They led 12-0 at halftime but it could easily have been 24-0.

Unbelievably they did it without Johnathan Thurston, Greg Inglis, Darius Boyd, Sam Thaiday, Corey Parker and Matt Scott from recent years.

Plus they brushed the premiership's form player and left Manly skipper Daly Cherry-Evans to watch it from his northern beaches home.

Yet they could still win. Unbelievable stuff.

For years we've been saying the Blues' turn would come. That the Maroons' dominance wouldn't or couldn't go on forever. This was supposed to be our turn. But it wasn't.

At halftime we started the post mortem.

I went and saw Mortimer in the NRL suite.

"I'm pissed off," he said. "Not about the taxi ride but the way we're playing.

"I'm really pissed off. Queensland keep probing and probing. We're not going forward. It's terrible. Where's out kicking game."
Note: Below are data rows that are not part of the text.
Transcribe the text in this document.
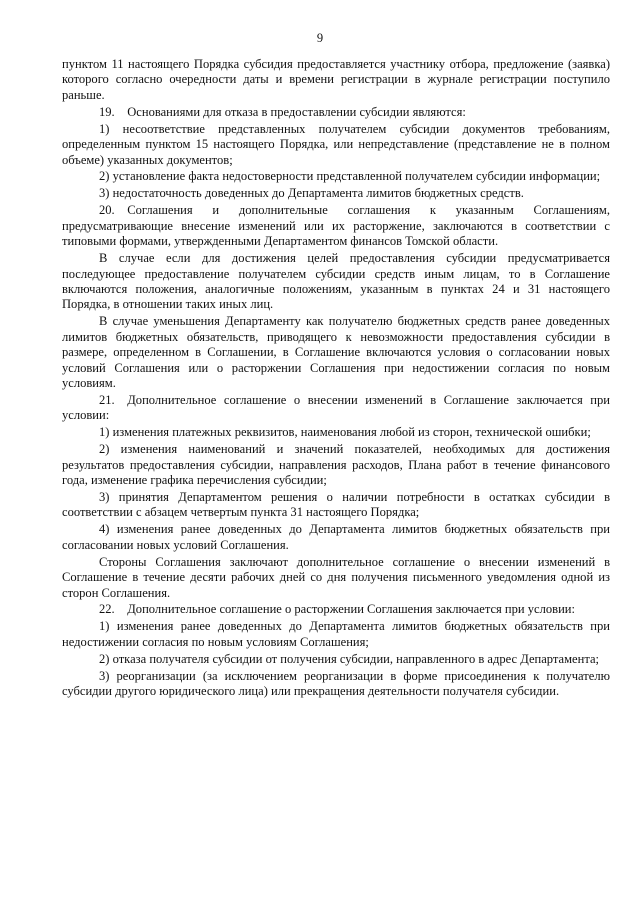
9

пунктом 11 настоящего Порядка субсидия предоставляется участнику отбора, предложение (заявка) которого согласно очередности даты и времени регистрации в журнале регистрации поступило раньше.

19. Основаниями для отказа в предоставлении субсидии являются:

1) несоответствие представленных получателем субсидии документов требованиям, определенным пунктом 15 настоящего Порядка, или непредставление (представление не в полном объеме) указанных документов;

2) установление факта недостоверности представленной получателем субсидии информации;

3) недостаточность доведенных до Департамента лимитов бюджетных средств.

20. Соглашения и дополнительные соглашения к указанным Соглашениям, предусматривающие внесение изменений или их расторжение, заключаются в соответствии с типовыми формами, утвержденными Департаментом финансов Томской области.

В случае если для достижения целей предоставления субсидии предусматривается последующее предоставление получателем субсидии средств иным лицам, то в Соглашение включаются положения, аналогичные положениям, указанным в пунктах 24 и 31 настоящего Порядка, в отношении таких иных лиц.

В случае уменьшения Департаменту как получателю бюджетных средств ранее доведенных лимитов бюджетных обязательств, приводящего к невозможности предоставления субсидии в размере, определенном в Соглашении, в Соглашение включаются условия о согласовании новых условий Соглашения или о расторжении Соглашения при недостижении согласия по новым условиям.

21. Дополнительное соглашение о внесении изменений в Соглашение заключается при условии:

1) изменения платежных реквизитов, наименования любой из сторон, технической ошибки;

2) изменения наименований и значений показателей, необходимых для достижения результатов предоставления субсидии, направления расходов, Плана работ в течение финансового года, изменение графика перечисления субсидии;

3) принятия Департаментом решения о наличии потребности в остатках субсидии в соответствии с абзацем четвертым пункта 31 настоящего Порядка;

4) изменения ранее доведенных до Департамента лимитов бюджетных обязательств при согласовании новых условий Соглашения.

Стороны Соглашения заключают дополнительное соглашение о внесении изменений в Соглашение в течение десяти рабочих дней со дня получения письменного уведомления одной из сторон Соглашения.

22. Дополнительное соглашение о расторжении Соглашения заключается при условии:

1) изменения ранее доведенных до Департамента лимитов бюджетных обязательств при недостижении согласия по новым условиям Соглашения;

2) отказа получателя субсидии от получения субсидии, направленного в адрес Департамента;

3) реорганизации (за исключением реорганизации в форме присоединения к получателю субсидии другого юридического лица) или прекращения деятельности получателя субсидии.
Brett Morris caught by the Maroons' defence.
Brett Morris caught by the Maroons' defence. DAVE HUNT

So where did it go wrong.

Nathan Peats. He's a strong and steady hooker but not an Origin player.

He lacks creativity and flair and the nous to pick the moment when to squirt from dummy-half.

The first-half defence was terrible. We missed 11 tackles to their two.

Mitchell Pearce struggled as chief playmaker.

His kicking game was poor. The ball went almost straight down Billy Slater's throat whenever it left Pearce's boot late in the tackle count.

Andrew Fifita, for all he did in game one, wasn't sighted in game two or again in the decider.

The whole team struggled. Too many handling errors, missed tackles and missed opportunities all around.

The guys we were hoping would deliver, like Jarryd Hayne, didn't.

Two years ago I sat in the NSW coaching box at Suncorp Stadium when Laurie Daley's Blues were annihilated 52-6. I thought he might quit.

You've never seen a more shattered figure. Stunned and silenced.

The complete picture of devastation, surrounded by his coaching staff, adviser Bob Fulton and an injured Robbie Farah who watched from the box.

This match was much the same although even more disappointing.

On paper they had no right to beat us as convincingly as the scoreboard showed.